Existe um processo de formação de jogadores no Uruguai?
Há um novo processo de formação de jogadores no futebol uruguaio. E isso custa muito dinheiro à federação uruguaia, que é criticada pelos clubes inclusive. São três seleções juvenis mantidas, o que custa muito dinheiro para um futebol pobre. E em todas elas Tabárez participa. Durante o período em que as Eliminatórias pararam, entre final de 2008 e 2009, Tabárez ia todos os dias supervisionar o trabalho, tratando de formar uma mentalidade nos jogadores.

Que lições positivas ficam da participação uruguaia na Copa, independente do resultado que conseguir contra a Holanda?
Os pontos positivos foram a recuperação da independência política e econômica da empresa que esgotou o futebol uruguaio nos últimos anos. Além disso, foi confirmar que, se o trabalho é feito seriamente, é possível chegar a resultados. Mais do que convocar bons jogadores, é importante escolher boas pessoas. Houve uma mudança de mentalidade na seleção e isso foi um triunfo de Tabárez. Ele confeccionou algo que se chamou “lista negra”, na qual estavam alguns jogadores que não foram mais convocados. Depois da Copa América da Venezuela em 2007, ele se convenceu de que era preciso uma mudança brusca de rumos no perfil dos jogadores.

Você vê o Uruguai voltando a ser uma potência do futebol mundial daqui para frente?

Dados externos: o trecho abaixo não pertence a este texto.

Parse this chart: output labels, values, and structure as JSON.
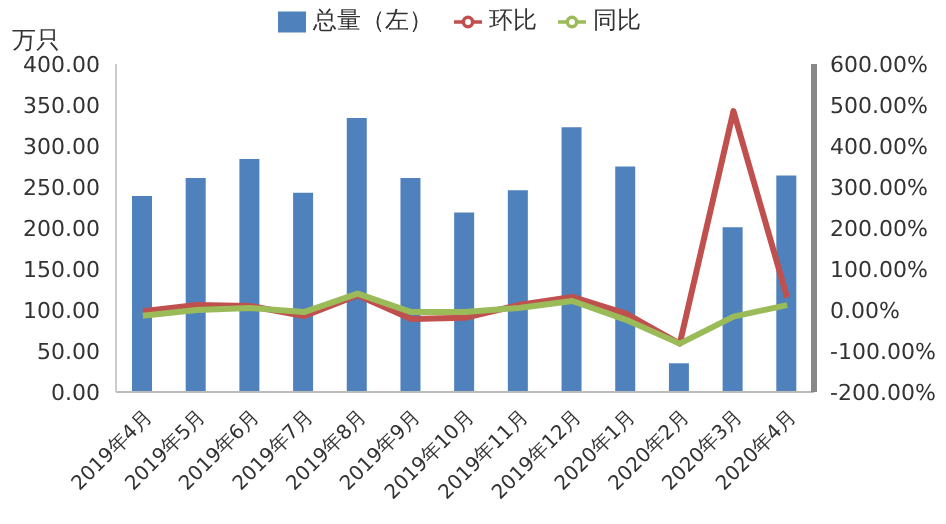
{
  "chart_data": {
    "type": "bar",
    "ylabel": "万只",
    "categories": [
      "2019年4月",
      "2019年5月",
      "2019年6月",
      "2019年7月",
      "2019年8月",
      "2019年9月",
      "2019年10月",
      "2019年11月",
      "2019年12月",
      "2020年1月",
      "2020年2月",
      "2020年3月",
      "2020年4月"
    ],
    "series": [
      {
        "name": "总量（左）",
        "color": "#4f81bd",
        "values": [
          239,
          261,
          284,
          243,
          334,
          261,
          219,
          246,
          323,
          275,
          35,
          201,
          264
        ]
      },
      {
        "name": "环比",
        "type": "line",
        "axis": "y2",
        "color": "#c0504d",
        "values": [
          -3,
          12,
          10,
          -15,
          36,
          -22,
          -19,
          12,
          32,
          -9,
          -82,
          485,
          30
        ]
      },
      {
        "name": "同比",
        "type": "line",
        "axis": "y2",
        "color": "#9bbb59",
        "values": [
          -14,
          0,
          5,
          -5,
          40,
          -5,
          -5,
          5,
          22,
          -24,
          -82,
          -16,
          12
        ]
      }
    ],
    "ylim": [
      0,
      400
    ],
    "yticks": [
      {
        "value": 0,
        "label": "0.00"
      },
      {
        "value": 50,
        "label": "50.00"
      },
      {
        "value": 100,
        "label": "100.00"
      },
      {
        "value": 150,
        "label": "150.00"
      },
      {
        "value": 200,
        "label": "200.00"
      },
      {
        "value": 250,
        "label": "250.00"
      },
      {
        "value": 300,
        "label": "300.00"
      },
      {
        "value": 350,
        "label": "350.00"
      },
      {
        "value": 400,
        "label": "400.00"
      }
    ],
    "y2lim": [
      -200,
      600
    ],
    "y2ticks": [
      {
        "value": -200,
        "label": "-200.00%"
      },
      {
        "value": -100,
        "label": "-100.00%"
      },
      {
        "value": 0,
        "label": "0.00%"
      },
      {
        "value": 100,
        "label": "100.00%"
      },
      {
        "value": 200,
        "label": "200.00%"
      },
      {
        "value": 300,
        "label": "300.00%"
      },
      {
        "value": 400,
        "label": "400.00%"
      },
      {
        "value": 500,
        "label": "500.00%"
      },
      {
        "value": 600,
        "label": "600.00%"
      }
    ],
    "legend": "top",
    "grid": false,
    "marker": "none",
    "line_style": "solid"
  }
}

É possível que passem muitos anos e não cheguemos outra vez às semifinais de uma Copa, mas classificar a um Mundial já não vai ser algo difícil para nós. O Uruguai precisa voltar a ser a terceira força do futebol sul-americano. Precisamos seguir formando bons jogadores, os clubes têm que poder vender seus jogadores por muitos milhões de euros, mas que o dinheiro venha para os clubes, e assim ir consolidando esse projeto e fazendo-o mais eficiente. Não tenho dúvidas que Tabárez cometeu erros, mas ele tem capacidade para reconhecê-los. Quando se trabalha objetivamente, as utopias podem se transformar em realidade.